Wednesday was a tough day for the tech sector.
In the morning, Twitter (TWTR) CEO Jack Dorsey and Facebook (FB) COO Sheryl Sandberg appeared before members of the Senate to face questions from lawmakers over the content and safety of their platforms.
Dorsey had a solo, follow-up session before the House. Several lawmakers also used their time at the hearing to note the absence of Alphabet (GOOGL) CEO Larry Page, who had been invited by the Senate Intelligence Committee but declined to attend the hearing.
On Wednesday, shares of both companies were caught up in a sector-wide decline for tech names, as Twitter lost 6% and Facebook dropped 2.3% amid a 1.2% decline for the tech-heavy Nasdaq. Wednesday’s selling, however, was uneven across the major indexes as the Dow close in the green, rising 0.1%, while the S&P 500 dropped a more modest 0.3%.

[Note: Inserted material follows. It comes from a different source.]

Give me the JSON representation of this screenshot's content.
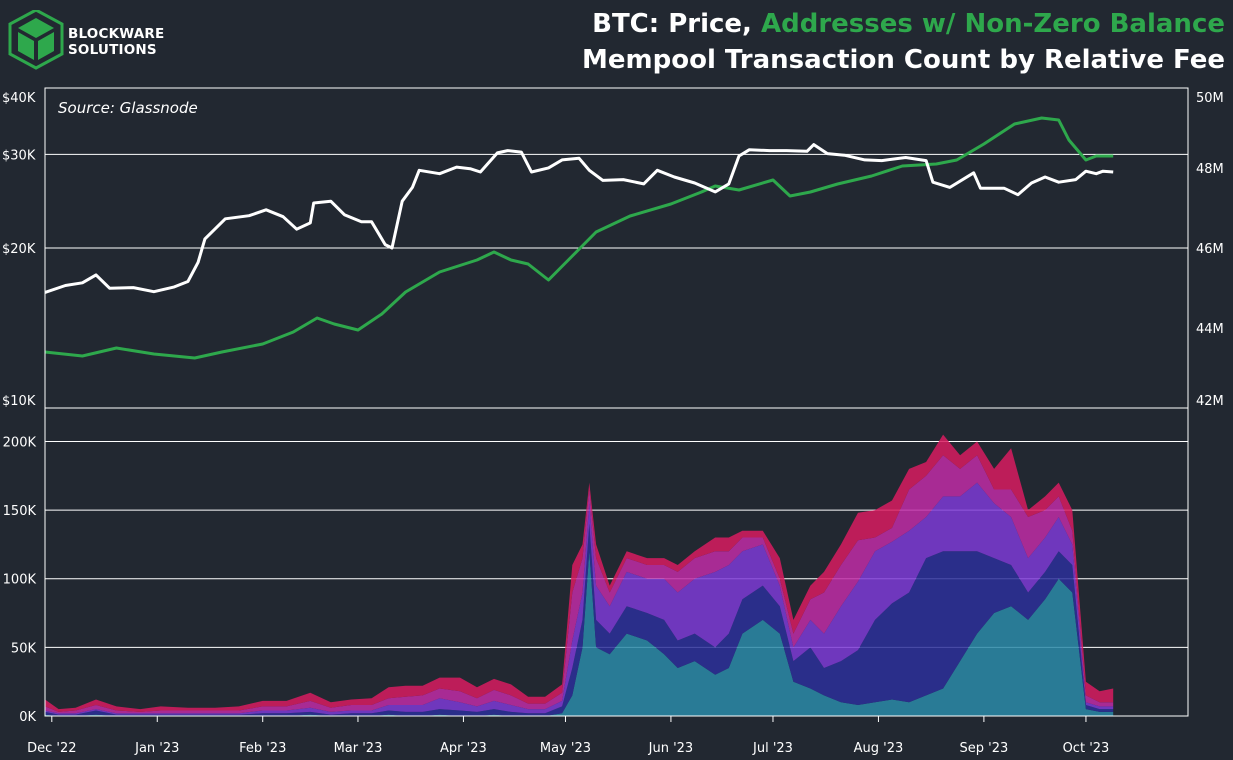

On Thursday, the market’s attention will shift to the U.S. labor market with ADP’s report on private payroll growth and the weekly report on initial jobless claims both set for release in the morning.
Economists expect that private payroll growth totaled 200,000 during August, with this report coming just one day before Friday’s official jobs report.
Elsewhere on the economic calendar on Thursday, the August read on service sector activity from Markit Economics as well as the Institute for Supply Management’s gauge on non-manufacturing economic activity will also be released. Factory orders for July are also set to be published.
And on the earnings side, the week’s lone report from the S&P 500 will come after the market close when Broadcom (AVGO) reports results. Other companies reporting results Thursday should include Barnes & Noble (BKS), GameStop (GME), Five Below (FIVE), and Lands’ End (LE).
Shares of GameStop soared on Wednesday, gaining as much as 16% after DealReporter said the company is working with Perella Weinberg to explore the possibility of a sale.
Investors on Thursday will also continue to watch the yawning gap between the performance of U.S. and international equities.
Bespoke Investment Group noted Wednesday that the S&P 500’s relative performance compared to the rest of the world is at its highest in at least 18 years.
Now, U.S. markets have been outperforming the rest of the world for most of the post-crisis period and as Bloomberg Intelligence’s Gina Martin Adams noted Wednesday, there is some precedent for an extended run — starting in 1988, U.S. stocks did better than their global peers for most of the next 13 years.
But as the rest of the world continues to grapple with financial crises in emerging markets, a rising dollar, and an uncertain trade environment, the most pressing question for investors over the balance of 2018 is whether — and how — these divergent paths resolve.